Devido a sua importância para a cidade, o Estádio da Mogiana foi tombado em 2019 pelo Conselho de Defesa do Patrimônio Cultural de Campinas (Condepacc) e também passou a ser patrimônio histórico do estado em 2021.

Assim, na própria descrição do leilão é explicitado que “os projetos de intervenção no conjunto tombado deverão ter a prévia autorização do Conselho de Defesa do Patrimônio Histórico, Arqueológico, Artístico e Turístico do Estado de São Paulo (Condephaat)”.

O pesquisador e escritor Genaro Campoy Scriptore, ouvido pelo Portal Futebol Interior, reforçou que a preservação da história é algo difícil não só em Campinas, como no Brasil.

“É um problema nosso, não só de Campinas, mas do Brasil. Preservar nossa história é fundamental, mas nossa cultura não enxerga dessa forma. É mais fácil demolir e construir algo novo. Construir sempre é mais fácil, agora reformar e manter a estrutura para que ela possa seguir sendo utilizada depende de investimentos, enquanto o poder público quer cortar gastos. Mas quem comprar terá que seguir o que está no tombamento. Na Europa e Estados Unidos, a maioria desses patrimônios são geridos por entidades que se reúnem e buscam financiamento”, exemplificou.
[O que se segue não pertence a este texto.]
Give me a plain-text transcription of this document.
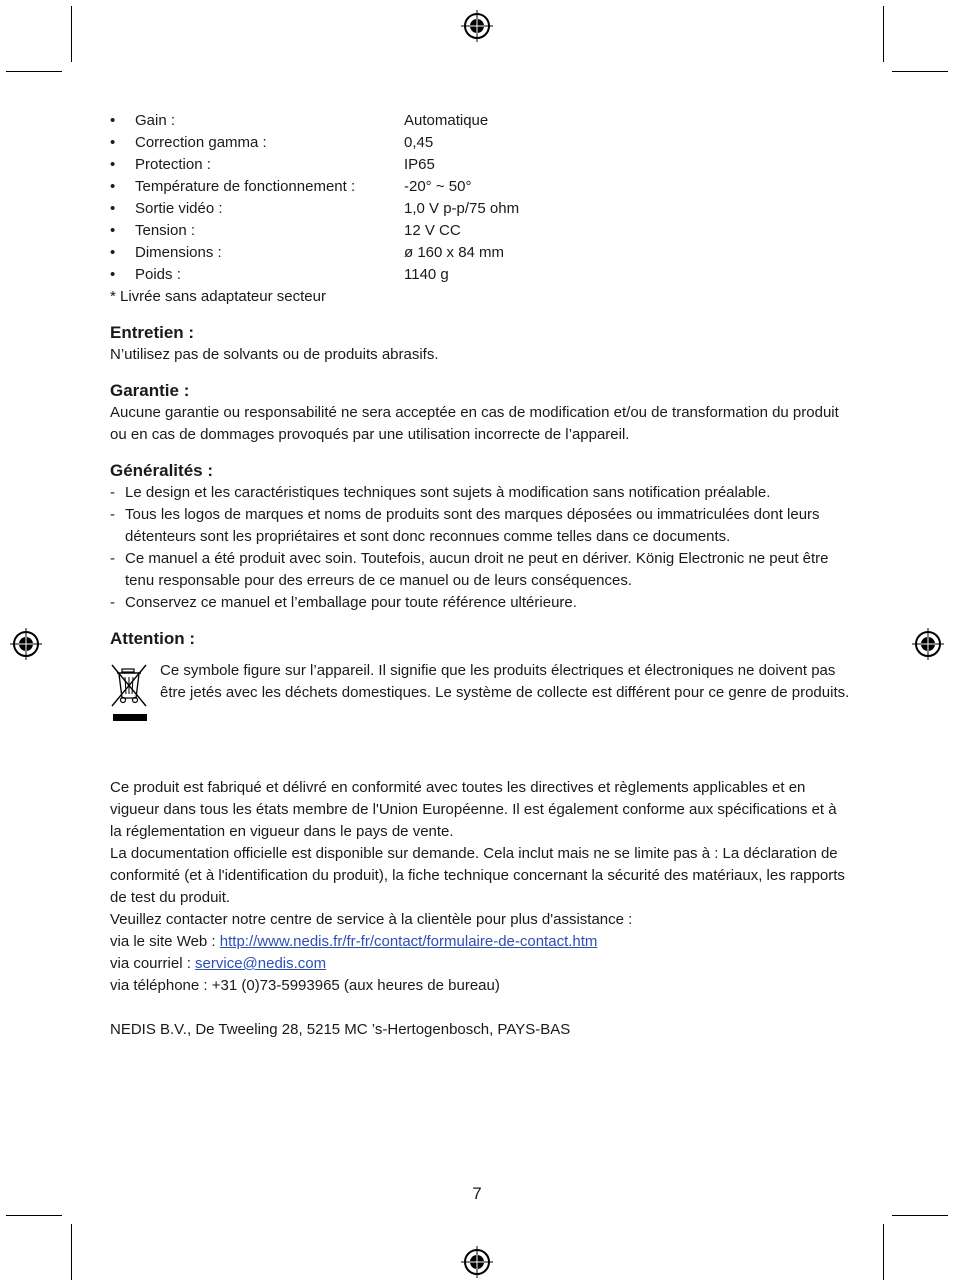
•	Gain :	Automatique
•	Correction gamma :	0,45
•	Protection :	IP65
•	Température de fonctionnement :	-20° ~ 50°
•	Sortie vidéo :	1,0 V p-p/75 ohm
•	Tension :	12 V CC
•	Dimensions :	ø 160 x 84 mm
•	Poids :	1140 g
* Livrée sans adaptateur secteur
Entretien :

N’utilisez pas de solvants ou de produits abrasifs.

Garantie :

Aucune garantie ou responsabilité ne sera acceptée en cas de modification et/ou de transformation du produit ou en cas de dommages provoqués par une utilisation incorrecte de l’appareil.

Généralités :
- Le design et les caractéristiques techniques sont sujets à modification sans notification préalable.
- Tous les logos de marques et noms de produits sont des marques déposées ou immatriculées dont leurs détenteurs sont les propriétaires et sont donc reconnues comme telles dans ce documents.
- Ce manuel a été produit avec soin. Toutefois, aucun droit ne peut en dériver. König Electronic ne peut être tenu responsable pour des erreurs de ce manuel ou de leurs conséquences.
- Conservez ce manuel et l’emballage pour toute référence ultérieure.
Attention :
Ce symbole figure sur l’appareil. Il signifie que les produits électriques et électroniques ne doivent pas être jetés avec les déchets domestiques. Le système de collecte est différent pour ce genre de produits.

Ce produit est fabriqué et délivré en conformité avec toutes les directives et règlements applicables et en vigueur dans tous les états membre de l'Union Européenne. Il est également conforme aux spécifications et à la réglementation en vigueur dans le pays de vente.

La documentation officielle est disponible sur demande. Cela inclut mais ne se limite pas à : La déclaration de conformité (et à l'identification du produit), la fiche technique concernant la sécurité des matériaux, les rapports de test du produit.

Veuillez contacter notre centre de service à la clientèle pour plus d'assistance :

via le site Web : http://www.nedis.fr/fr-fr/contact/formulaire-de-contact.htm

via courriel : service@nedis.com

via téléphone : +31 (0)73-5993965 (aux heures de bureau)

NEDIS B.V., De Tweeling 28, 5215 MC ’s-Hertogenbosch, PAYS-BAS

7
PRESIDENTE DA CÂMARA DETALHA DISCUSSÃO

Em contato com o Portal Futebol Interior, Luiz Rossini, presidente da Câmara de Vereadores de Campinas, afirmou que a situação do Estádio da Mogiana já foi alvo de discussão várias vezes, mas que todos concordam que ele não pode continuar do jeito que está.

Esse assunto já foi objeto de discussão na Câmara por diversas vezes, com diferentes opiniões entre os vereadores. Há os que defendem a manutenção do Estádio da Mogiana para a finalidade original por tratar-se de bem tombado. Há quem defenda a ideia de derrubar porque a construção está condenada pela Defesa Civil, e fazer uma arena multiuso para os times de Campinas. E também há quem defenda a implantação de um complexo de saúde no local, como já foi objeto de discussão no passado. O que todos concordam é que deixar do jeito que está não pode“, declarou Luiz Rossini.

DIRETRIZES DO CONDEPACC

No caso do tombamento municipal, estão incluídos o campo de futebol, as arquibancadas central e sudoeste, bem como a casa do administrador, além de várias outras diretrizes (listadas abaixo). Entretanto, há o receio de que, como a estrutura esteja condenada pela Defesa Civil, o tombamento possa até mesmo ser revisto.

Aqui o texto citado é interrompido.